Apesar das críticas negativas aos torneios, esses continuaram se tornando populares e se expandindo pelos reinos. Reis, príncipes, duques, condes, barões e até cavaleiros convocavam desde pequenas disputas até grandes torneios que duravam mais de uma semana. Entretanto, no final do século XIII, se tornou necessário a criação de códigos para organizar e normatizar os torneios, a fim de combater os problemas de brigas e rixas que estavam ligados a eles. Na Inglaterra temos o Estatuto de Armas (Statuta do Armis) e o Estatuto de Armas em Torneios (Statutum Armorum in Torniamentis). Os dois estatutos versavam sobre leis com punições para quem as descumprisse. O primeiro estatuto era voltado para a segurança pública, mais especificamente para se evitar brigas. O estatuto informava que caso um cavaleiro fosse pego numa briga de rua ou em qualquer outro local, ele teria seu cavalo e armadura, confiscados, seria proibido de participar de torneios e poderia pegar até três anos de prisão. A medida foi adotada para se combater as brigas e duelos entre cavaleiros. O segundo estatuto era mais específico para os torneios, no qual apontava normas de segurança para se evitar acidentes, violência excessiva e até trapaças. (GRAVETT, 1992, p. 9).
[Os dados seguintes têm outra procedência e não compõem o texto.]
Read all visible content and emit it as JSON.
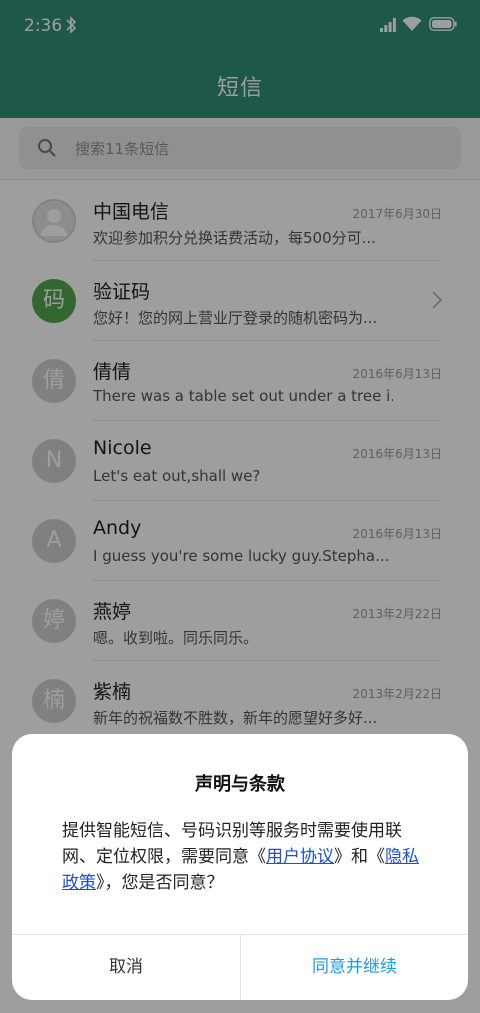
{
  "status": {
    "time": "2:36"
  },
  "app": {
    "title": "短信"
  },
  "search": {
    "placeholder": "搜索11条短信"
  },
  "messages": [
    {
      "name": "中国电信",
      "preview": "欢迎参加积分兑换话费活动，每500分可...",
      "date": "2017年6月30日",
      "avatar": ""
    },
    {
      "name": "验证码",
      "preview": "您好！您的网上营业厅登录的随机密码为...",
      "date": "",
      "avatar": "码"
    },
    {
      "name": "倩倩",
      "preview": "There was a table set out under a tree i...",
      "date": "2016年6月13日",
      "avatar": "倩"
    },
    {
      "name": "Nicole",
      "preview": "Let's eat out,shall we?",
      "date": "2016年6月13日",
      "avatar": "N"
    },
    {
      "name": "Andy",
      "preview": "I guess you're some lucky guy.Stepha...",
      "date": "2016年6月13日",
      "avatar": "A"
    },
    {
      "name": "燕婷",
      "preview": "嗯。收到啦。同乐同乐。",
      "date": "2013年2月22日",
      "avatar": "婷"
    },
    {
      "name": "紫楠",
      "preview": "新年的祝福数不胜数，新年的愿望好多好...",
      "date": "2013年2月22日",
      "avatar": "楠"
    }
  ],
  "dialog": {
    "title": "声明与条款",
    "body_part1": "提供智能短信、号码识别等服务时需要使用联网、定位权限，需要同意《",
    "link_user": "用户协议",
    "body_part2": "》和《",
    "link_privacy": "隐私政策",
    "body_part3": "》，您是否同意？",
    "cancel": "取消",
    "confirm": "同意并继续"
  },
  "colors": {
    "primary": "#2f8f79",
    "link": "#1a4fd6",
    "confirm": "#1e9be6",
    "verify_avatar": "#52a64c"
  }
}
Nesse ponto sobre normas de segurança, Edge e Paddock (1991, p. 157) comentam que adotou-se algumas medidas básicas para diminuir os acidentes. O uso de elmos tornou-se obrigatório, pancadas na cabeça deveriam ser evitadas. As lanças usadas na justa, as quais eram feitas de ponta de ferro, passaram a ser feitas de ponta de madeira. As espadas não eram afiadas. Um competidor ferido caso não tivesse condições de lutar, deveria renunciar a partida. Brigas nos bastidores, nas ruas ou em qualquer local fora da competição, eram punidas com banimento do torneio ou até mesmo com a prisão, dependendo da gravidade do crime. Matar um oponente era passível de desclassificação imediata.
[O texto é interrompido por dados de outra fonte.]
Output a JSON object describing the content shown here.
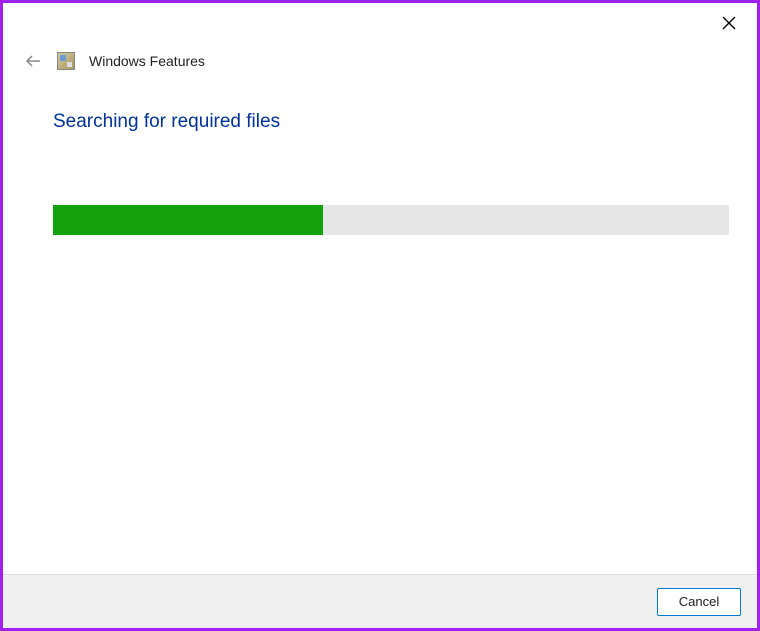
{
  "window": {
    "title": "Windows Features"
  },
  "content": {
    "status_heading": "Searching for required files",
    "progress_percent": 40
  },
  "buttons": {
    "cancel_label": "Cancel"
  }
}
Os torneios dos séculos XIV-XV: os cavaleiros de armaduras

No século XIV os torneios continuavam populares, e em algumas cidades e províncias eles até passaram a ser regulares, ocorrendo anualmente com datas fixas. Tais torneios em alguns casos se tornaram maiores e mais pomposos, reunindo centenas ou milhares de pessoas, as quais se deslocavam-se ao longo de semanas até o local onde eles ocorriam. O grande fluxo de pessoas em feudos, vilas e cidades, as vezes gerava problemas, como registrado em 1362, na cidade alemã de Nuremberg, onde o conselho citadino registrou denúncias de problemas públicos, geralmente relacionados com desentendimentos e brigas, nem tanto pelos cavaleiros, mas pelos visitantes e moradores locais, os quais se dirigiam para assistir os jogos. 

No século XIV os torneios também passaram a ficar mais extravagantes no sentido de quase serem algo carnavalesco, devido ao colorido dos brasões de família, o colorido das túnicas dos cavaleiros e das mantas dos cavalos, e inclusive os elmos em alguns casos recebiam toda uma variedade de adereços que os deixavam bem estranhos. 


Dois cavaleiros numa justa. Gravura no manuscrito Alsatian, c. 1420. Nota-se nessa imagem os cavaleiros usando elmos com adornos extravagantes, em geral, os mesmo representavam imagens contidas nos brasões de suas famílias. 

Apesar das medidas tomadas no século XIII, para evitar-se acidentes e violência excessiva, não significava que isso tenha acabado. As medidas apresentadas serviam para a Inglaterra, mas os outros países possuíam suas próprias regras e noções de segurança. Por exemplo, durante o século XIV, um Duque da Borgonha realizou uma competição entre dois grupos de cavaleiros, os quais representavam os exércitos da França e da Inglaterra, em uma clara referência a Guerra dos Cem Anos (1337-1453) que era travada então. A ideia do duque não era nova, pois no passado já havia sido realizada em alguns torneios, onde se reunia vários cavaleiros e os dividia em equipes para lutarem entre si. Porém, a referência do duque é curiosa. (GRAVETT, 1992, p. 16). 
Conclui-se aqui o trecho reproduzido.